A reader recently wrote in with a great question, asking about Kant-Twist clamps. I have used these clamps before, although not very extensively, and certain benefits have become apparent.
I recently saw a video where they mentioned the kant twist clamp. Have you run across these before? Do you know what advantages/disadvantages they have compared to regular old c-clamps?
Looks like it is primarily used for welding, but are there other common use cases?
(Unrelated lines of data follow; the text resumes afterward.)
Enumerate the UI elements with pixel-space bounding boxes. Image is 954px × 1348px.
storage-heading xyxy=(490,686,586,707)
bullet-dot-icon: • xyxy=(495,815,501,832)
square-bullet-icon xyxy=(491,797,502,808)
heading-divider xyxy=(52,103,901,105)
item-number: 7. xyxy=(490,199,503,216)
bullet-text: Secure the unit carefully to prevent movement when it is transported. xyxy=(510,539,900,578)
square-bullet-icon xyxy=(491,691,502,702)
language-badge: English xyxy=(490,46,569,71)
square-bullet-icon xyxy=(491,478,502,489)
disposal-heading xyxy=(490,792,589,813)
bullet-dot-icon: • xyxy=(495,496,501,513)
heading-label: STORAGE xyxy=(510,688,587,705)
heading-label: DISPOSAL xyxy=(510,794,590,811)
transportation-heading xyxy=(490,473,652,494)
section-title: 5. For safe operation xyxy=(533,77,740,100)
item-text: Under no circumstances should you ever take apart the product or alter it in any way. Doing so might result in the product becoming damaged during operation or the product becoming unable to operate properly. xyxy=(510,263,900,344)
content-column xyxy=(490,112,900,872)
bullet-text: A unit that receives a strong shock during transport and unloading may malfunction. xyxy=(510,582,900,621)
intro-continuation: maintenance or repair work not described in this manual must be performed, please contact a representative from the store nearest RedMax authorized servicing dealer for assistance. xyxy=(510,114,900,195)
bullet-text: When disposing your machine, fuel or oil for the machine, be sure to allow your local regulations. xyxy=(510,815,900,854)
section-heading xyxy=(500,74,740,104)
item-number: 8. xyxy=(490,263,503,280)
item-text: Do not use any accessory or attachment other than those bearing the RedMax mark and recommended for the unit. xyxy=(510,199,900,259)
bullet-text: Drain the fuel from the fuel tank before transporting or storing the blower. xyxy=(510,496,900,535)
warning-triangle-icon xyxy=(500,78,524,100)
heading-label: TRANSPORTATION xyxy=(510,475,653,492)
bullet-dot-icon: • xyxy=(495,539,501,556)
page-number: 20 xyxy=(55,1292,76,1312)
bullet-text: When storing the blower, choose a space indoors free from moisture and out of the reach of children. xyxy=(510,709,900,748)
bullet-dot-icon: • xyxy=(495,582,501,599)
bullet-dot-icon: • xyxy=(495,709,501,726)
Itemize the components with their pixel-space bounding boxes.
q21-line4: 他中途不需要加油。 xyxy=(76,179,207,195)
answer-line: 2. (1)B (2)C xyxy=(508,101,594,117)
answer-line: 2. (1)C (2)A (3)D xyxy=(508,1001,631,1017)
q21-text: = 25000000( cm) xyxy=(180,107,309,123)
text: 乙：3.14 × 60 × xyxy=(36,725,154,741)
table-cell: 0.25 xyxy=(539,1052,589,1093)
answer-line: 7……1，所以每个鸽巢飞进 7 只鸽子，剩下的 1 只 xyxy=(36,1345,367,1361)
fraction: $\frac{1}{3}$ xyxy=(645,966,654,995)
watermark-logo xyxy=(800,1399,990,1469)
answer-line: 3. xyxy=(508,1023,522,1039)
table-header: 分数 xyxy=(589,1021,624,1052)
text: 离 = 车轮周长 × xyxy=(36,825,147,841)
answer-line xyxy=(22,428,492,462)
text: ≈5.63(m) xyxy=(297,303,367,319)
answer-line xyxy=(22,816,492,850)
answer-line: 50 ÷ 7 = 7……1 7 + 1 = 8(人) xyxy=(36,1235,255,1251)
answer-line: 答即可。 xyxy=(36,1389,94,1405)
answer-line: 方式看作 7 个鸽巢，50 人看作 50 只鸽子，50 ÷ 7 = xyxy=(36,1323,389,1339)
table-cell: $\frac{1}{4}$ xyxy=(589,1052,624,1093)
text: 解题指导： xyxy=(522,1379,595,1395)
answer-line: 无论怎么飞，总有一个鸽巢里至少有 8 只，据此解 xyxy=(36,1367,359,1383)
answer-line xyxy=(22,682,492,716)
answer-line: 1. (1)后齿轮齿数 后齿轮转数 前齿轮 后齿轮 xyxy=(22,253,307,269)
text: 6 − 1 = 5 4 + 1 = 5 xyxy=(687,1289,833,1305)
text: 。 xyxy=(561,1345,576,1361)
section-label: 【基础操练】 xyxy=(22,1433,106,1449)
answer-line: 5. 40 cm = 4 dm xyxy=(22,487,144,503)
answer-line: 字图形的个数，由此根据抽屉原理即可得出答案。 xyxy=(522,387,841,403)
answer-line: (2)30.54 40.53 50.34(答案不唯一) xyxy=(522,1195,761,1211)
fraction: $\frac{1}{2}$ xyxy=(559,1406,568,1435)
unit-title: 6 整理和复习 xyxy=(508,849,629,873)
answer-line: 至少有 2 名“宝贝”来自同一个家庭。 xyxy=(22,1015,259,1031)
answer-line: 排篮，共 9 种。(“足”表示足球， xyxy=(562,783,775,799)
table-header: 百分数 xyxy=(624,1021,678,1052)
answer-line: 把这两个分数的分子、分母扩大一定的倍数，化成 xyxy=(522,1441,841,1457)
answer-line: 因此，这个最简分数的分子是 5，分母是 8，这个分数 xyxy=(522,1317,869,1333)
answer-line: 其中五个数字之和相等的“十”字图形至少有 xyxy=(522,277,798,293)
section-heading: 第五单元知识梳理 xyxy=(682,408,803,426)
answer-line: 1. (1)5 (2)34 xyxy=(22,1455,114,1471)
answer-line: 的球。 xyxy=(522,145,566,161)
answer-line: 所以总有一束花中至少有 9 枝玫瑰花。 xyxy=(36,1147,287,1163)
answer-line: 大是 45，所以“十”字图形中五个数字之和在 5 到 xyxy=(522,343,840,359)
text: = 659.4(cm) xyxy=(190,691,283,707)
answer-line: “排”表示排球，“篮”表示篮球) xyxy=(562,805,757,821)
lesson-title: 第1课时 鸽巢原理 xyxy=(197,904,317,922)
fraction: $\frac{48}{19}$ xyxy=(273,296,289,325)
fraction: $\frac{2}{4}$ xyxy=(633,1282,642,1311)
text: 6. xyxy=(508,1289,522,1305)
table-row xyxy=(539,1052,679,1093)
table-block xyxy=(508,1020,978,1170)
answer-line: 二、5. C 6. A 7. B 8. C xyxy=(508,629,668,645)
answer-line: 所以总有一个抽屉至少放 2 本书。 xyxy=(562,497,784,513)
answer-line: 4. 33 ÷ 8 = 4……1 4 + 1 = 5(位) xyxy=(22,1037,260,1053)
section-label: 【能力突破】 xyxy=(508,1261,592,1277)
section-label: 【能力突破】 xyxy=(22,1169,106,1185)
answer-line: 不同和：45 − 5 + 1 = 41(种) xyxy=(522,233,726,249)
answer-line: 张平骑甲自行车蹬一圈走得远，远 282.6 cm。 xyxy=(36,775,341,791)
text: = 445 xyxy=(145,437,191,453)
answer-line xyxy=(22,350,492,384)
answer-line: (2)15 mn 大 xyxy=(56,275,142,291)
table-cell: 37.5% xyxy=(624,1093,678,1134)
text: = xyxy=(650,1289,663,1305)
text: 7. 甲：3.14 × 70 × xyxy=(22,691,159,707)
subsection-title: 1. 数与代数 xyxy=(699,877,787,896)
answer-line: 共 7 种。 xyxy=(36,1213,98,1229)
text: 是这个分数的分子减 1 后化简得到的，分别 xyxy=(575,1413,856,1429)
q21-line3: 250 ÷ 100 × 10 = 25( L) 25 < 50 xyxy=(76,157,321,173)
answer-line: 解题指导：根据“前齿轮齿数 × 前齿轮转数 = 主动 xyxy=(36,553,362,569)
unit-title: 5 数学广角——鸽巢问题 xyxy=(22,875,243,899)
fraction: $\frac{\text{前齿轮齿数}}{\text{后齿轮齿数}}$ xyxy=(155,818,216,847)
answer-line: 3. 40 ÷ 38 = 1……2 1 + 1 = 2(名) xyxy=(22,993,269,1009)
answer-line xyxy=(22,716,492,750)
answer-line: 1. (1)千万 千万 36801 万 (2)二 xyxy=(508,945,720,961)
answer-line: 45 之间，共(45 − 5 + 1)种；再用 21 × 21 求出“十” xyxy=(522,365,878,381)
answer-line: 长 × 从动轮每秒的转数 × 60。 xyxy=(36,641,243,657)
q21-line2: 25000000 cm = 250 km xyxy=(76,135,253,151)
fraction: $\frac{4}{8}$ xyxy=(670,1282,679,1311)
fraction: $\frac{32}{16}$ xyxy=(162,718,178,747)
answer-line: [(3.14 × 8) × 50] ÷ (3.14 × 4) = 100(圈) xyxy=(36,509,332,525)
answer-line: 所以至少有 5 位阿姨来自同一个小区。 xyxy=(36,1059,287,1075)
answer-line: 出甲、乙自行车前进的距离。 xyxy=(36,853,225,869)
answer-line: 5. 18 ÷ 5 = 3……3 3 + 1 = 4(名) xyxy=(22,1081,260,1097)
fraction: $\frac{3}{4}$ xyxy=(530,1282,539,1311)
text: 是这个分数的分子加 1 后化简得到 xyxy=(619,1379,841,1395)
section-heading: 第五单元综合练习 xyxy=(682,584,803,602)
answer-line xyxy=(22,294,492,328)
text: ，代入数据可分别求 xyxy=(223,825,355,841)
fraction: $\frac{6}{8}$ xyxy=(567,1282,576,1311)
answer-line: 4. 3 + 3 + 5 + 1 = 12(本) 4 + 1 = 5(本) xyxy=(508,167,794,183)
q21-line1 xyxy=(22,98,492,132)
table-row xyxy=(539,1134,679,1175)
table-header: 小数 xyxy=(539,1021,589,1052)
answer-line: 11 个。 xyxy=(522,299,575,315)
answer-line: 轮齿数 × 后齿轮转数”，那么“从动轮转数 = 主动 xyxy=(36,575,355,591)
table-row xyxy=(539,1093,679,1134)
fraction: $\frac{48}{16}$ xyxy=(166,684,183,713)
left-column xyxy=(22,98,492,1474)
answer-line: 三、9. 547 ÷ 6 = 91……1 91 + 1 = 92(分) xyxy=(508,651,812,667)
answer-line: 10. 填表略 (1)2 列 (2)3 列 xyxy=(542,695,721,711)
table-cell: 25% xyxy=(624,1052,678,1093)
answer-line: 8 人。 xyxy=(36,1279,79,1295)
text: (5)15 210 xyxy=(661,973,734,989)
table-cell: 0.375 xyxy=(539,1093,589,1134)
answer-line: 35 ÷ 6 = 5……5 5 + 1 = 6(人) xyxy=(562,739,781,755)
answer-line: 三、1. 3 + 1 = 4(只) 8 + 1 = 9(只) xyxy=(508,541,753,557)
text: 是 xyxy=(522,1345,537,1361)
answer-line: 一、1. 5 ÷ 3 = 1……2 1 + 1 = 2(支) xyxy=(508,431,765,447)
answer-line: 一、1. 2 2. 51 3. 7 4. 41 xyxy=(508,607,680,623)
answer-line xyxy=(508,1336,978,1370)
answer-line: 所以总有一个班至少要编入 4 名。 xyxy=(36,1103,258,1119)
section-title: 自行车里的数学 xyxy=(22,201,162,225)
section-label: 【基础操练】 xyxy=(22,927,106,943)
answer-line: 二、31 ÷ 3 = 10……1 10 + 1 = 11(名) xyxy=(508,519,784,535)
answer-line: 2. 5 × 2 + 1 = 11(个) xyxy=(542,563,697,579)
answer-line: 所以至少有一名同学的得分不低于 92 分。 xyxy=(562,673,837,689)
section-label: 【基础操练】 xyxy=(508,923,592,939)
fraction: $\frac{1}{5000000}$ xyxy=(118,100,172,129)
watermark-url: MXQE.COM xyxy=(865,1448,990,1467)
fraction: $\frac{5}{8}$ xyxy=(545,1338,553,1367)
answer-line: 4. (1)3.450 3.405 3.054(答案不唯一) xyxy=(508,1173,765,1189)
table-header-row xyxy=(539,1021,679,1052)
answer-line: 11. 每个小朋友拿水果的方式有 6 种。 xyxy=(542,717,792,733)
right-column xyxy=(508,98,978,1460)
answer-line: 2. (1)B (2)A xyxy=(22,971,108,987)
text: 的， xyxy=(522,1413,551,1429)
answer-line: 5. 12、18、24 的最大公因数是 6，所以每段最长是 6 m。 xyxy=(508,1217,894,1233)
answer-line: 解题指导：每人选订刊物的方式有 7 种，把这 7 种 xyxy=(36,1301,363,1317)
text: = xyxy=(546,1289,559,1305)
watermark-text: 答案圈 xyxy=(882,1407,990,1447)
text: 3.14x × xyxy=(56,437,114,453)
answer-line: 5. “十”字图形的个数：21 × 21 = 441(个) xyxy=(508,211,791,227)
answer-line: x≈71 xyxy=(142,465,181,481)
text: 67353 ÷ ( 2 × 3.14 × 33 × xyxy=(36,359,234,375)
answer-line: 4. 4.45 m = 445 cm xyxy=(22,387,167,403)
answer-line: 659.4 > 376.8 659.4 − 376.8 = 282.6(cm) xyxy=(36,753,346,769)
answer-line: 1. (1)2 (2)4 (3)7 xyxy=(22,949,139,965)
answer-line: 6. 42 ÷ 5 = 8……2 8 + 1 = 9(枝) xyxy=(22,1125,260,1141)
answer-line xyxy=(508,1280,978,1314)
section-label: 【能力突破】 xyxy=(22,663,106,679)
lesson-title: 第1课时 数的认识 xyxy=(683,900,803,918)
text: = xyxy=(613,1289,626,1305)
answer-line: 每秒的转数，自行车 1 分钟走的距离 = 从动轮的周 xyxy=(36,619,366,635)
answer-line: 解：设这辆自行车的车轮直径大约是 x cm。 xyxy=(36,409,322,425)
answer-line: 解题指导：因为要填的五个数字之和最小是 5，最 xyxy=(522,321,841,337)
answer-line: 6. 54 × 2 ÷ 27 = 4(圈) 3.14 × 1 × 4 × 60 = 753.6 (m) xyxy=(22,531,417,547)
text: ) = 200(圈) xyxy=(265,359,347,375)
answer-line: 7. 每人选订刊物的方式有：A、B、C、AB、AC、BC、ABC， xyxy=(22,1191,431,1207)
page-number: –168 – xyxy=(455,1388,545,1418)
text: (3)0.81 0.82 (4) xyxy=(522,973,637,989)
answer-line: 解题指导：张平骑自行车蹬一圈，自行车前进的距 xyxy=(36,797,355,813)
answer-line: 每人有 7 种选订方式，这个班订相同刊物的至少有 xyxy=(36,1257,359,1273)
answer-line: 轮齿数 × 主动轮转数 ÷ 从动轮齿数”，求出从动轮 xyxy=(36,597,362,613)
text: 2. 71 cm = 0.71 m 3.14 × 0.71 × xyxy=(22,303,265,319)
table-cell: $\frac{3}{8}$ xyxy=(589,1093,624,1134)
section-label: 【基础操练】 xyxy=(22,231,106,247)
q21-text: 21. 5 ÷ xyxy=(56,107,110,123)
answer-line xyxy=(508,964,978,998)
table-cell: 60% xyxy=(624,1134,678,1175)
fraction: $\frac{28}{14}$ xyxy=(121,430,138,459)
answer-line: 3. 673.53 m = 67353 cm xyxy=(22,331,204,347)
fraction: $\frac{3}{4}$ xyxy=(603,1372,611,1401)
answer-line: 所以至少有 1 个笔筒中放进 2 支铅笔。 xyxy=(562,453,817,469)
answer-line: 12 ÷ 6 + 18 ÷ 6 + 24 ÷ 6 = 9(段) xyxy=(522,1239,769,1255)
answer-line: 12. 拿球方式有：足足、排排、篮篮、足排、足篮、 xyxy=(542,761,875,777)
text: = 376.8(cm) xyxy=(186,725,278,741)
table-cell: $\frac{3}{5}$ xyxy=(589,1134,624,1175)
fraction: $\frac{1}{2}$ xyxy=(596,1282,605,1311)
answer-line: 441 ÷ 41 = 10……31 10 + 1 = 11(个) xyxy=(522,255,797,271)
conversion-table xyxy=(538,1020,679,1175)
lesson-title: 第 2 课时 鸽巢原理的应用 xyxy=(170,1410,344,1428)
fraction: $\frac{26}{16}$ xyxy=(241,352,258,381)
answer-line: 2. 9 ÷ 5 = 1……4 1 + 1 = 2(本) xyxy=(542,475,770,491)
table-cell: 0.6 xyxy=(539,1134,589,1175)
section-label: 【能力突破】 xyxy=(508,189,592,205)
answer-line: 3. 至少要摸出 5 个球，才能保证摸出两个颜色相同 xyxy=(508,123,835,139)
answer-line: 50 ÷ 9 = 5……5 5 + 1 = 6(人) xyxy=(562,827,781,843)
I have one or two Kant-Twist clamps around here somewhere, but I don’t use them often. What I did was order one or two (I can only find one at the moment) in the size of C-clamp I use often – model 407 deep-jaw with 2-7/16″ max opening and 700 pound load capacity. From what I have seen, these clamps don’t replace C-clamps, but they can be very useful certain times.
Compared to C-clamps, Kant-Twist clamps are better suited for repetitive and specialty applications. They’re ideal for welding, but can be used for other types of work as well. I don’t weld, and have mainly used my Kant-Twist clamps for more basic workholding applications.
The primary difference between Kant-Twist clamps and C-clamps is in how they are adjusted and closed. C-clamps have a vertical screw that is parallel to the direction of clamping, Kant-Twist clamps have their screw in a perpendicular direction.
With C-clamps, there is sometimes a rotary motion, even if the pad is free to pivot and rotate. This motion can sometimes translate to the workpiece, causing it to move around as a clamp is being tightened. With Kant-Twist clamps, the closing motion is parallel. Kant-Twist clamps also have self-aligning rotating jaws with different profiles, such as flat and v-grooved.
Kant-Twist clamps are also said to be lighter and smaller than comparably sized C-clamps.
As mentioned, this is a clamp style I have used, but not a lot. If you use Kant-Twist clamps regularly, have you found other advantages (or disadvantages) that I didn’t touch upon?